16 We ran it three times because of GPT-4 not being deterministic, especially with temperature = 1.0.

17 Blair-Stanek, Holzenberger, and Van Durme, “Shelter Check: Proactively Finding Tax Minimization Strategies via AI,” Tax Notes Federal, Dec. 12, 2022, p. 1515.

18 “AI Has an ‘Almost Game Changing Potential’ to Close Tax Loopholes: Professor,” Yahoo Finance, Apr. 14, 2023; Breck Dumas, “The AI Race to Find Tax Loopholes Is On,” Fox Business, Apr. 19, 2023.

19 We used model gpt-4-0314, with temperature = 0 to maximize reproducibility, as well as the same system prompt (“You are TaxGPT . . .”). We used the slightly updated version 2 of SARA: Johns Hopkins Natural Language Processing for Law, SARA v2, available for download at https://nlp.jhu.edu/law/sara_v2/sara_v2.tar.gz.

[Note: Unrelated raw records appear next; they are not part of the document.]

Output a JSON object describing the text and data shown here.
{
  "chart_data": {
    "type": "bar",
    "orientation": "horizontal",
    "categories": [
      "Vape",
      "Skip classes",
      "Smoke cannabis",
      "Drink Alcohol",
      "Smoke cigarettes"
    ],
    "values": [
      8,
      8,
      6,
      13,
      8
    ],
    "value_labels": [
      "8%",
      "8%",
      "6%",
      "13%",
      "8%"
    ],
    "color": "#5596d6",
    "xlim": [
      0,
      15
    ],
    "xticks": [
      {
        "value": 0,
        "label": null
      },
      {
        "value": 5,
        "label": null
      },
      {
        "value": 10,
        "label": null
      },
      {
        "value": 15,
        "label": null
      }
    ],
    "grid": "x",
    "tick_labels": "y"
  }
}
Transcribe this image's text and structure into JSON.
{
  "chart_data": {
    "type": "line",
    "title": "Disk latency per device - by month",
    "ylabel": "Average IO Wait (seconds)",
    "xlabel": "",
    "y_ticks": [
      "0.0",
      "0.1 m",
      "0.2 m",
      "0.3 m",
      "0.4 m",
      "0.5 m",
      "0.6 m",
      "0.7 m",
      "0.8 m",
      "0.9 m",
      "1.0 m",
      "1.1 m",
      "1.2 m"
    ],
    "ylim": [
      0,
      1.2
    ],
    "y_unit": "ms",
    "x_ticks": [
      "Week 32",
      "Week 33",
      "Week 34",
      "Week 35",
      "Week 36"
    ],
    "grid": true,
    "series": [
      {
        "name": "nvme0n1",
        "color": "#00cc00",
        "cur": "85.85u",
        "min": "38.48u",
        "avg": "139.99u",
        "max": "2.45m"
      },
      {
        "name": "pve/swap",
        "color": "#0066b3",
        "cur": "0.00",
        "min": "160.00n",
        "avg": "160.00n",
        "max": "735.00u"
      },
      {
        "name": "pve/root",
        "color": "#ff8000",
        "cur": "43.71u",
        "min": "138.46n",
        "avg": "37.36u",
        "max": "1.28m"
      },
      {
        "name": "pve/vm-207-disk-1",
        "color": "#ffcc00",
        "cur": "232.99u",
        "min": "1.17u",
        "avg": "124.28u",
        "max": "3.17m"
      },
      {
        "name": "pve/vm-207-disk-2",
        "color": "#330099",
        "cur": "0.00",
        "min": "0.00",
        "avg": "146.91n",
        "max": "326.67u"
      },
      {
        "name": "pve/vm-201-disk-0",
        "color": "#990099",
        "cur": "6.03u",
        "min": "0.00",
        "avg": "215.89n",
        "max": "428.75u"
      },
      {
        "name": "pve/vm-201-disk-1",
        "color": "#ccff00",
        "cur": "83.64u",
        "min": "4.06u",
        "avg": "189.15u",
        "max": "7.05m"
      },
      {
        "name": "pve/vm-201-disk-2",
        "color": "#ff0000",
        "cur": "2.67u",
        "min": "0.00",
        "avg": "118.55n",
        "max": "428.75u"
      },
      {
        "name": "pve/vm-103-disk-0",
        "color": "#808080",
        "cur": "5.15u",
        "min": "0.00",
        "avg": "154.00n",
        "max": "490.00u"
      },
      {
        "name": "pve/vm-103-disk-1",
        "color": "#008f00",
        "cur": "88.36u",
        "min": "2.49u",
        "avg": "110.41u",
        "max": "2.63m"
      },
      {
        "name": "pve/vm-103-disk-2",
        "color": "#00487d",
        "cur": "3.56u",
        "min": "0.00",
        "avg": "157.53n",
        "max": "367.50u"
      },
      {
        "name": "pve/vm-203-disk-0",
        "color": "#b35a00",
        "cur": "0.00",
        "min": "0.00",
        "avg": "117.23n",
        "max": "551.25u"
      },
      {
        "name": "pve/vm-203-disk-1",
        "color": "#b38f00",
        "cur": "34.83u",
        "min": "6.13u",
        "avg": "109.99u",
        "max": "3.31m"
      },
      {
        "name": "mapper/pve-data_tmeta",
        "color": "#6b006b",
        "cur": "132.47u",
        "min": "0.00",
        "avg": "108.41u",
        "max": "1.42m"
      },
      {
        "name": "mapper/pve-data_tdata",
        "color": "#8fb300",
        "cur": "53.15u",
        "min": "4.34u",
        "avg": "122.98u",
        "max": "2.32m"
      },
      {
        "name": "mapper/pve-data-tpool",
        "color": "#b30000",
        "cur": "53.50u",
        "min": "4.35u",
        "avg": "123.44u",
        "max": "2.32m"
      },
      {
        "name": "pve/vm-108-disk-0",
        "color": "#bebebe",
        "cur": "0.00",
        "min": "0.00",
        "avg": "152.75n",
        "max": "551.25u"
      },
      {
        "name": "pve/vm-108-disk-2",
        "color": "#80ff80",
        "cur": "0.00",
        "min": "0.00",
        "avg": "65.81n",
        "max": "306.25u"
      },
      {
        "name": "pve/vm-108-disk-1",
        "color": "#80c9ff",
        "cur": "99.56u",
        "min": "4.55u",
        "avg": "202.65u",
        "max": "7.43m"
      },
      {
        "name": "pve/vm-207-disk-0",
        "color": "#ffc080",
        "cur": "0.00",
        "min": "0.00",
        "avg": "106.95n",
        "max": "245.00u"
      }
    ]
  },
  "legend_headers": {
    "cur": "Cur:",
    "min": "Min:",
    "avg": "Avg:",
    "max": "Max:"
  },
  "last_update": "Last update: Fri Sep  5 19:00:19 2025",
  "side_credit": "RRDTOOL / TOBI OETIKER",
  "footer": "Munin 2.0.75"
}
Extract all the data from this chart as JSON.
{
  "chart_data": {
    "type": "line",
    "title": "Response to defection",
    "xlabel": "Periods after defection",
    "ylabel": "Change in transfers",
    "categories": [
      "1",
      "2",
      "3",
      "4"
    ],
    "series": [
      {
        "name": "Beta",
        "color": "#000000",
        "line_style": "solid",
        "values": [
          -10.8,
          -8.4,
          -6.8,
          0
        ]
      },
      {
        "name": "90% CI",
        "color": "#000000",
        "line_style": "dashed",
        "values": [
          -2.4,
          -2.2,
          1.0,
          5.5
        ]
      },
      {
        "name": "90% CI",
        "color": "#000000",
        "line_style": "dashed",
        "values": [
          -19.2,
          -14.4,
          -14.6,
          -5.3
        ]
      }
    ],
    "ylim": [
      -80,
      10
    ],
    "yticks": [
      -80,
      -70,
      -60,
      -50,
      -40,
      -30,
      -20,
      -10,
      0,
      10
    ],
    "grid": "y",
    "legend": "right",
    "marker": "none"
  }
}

20 These results are substantially better than the best results pre-GPT-3, published in Holzenberger and Van Durme, “Factoring Statutory Reasoning as Language Understanding Challenges,” in Proceedings of the 59th Annual Meeting of the Association for Computational Linguistics (2021).

21 This prompt is the “user” prompt; for the “system” prompt we used the same one as the livestream (“You are TaxGPT . . .”).

22 Blair-Stanek, Holzenberger, and Van Durme, “Can GPT-3 Perform Statutory Reasoning?” ArXiv (2023).

23 Id. at Figure 1 and Table 4.

24 Livestream, supra note 1, at 19:20.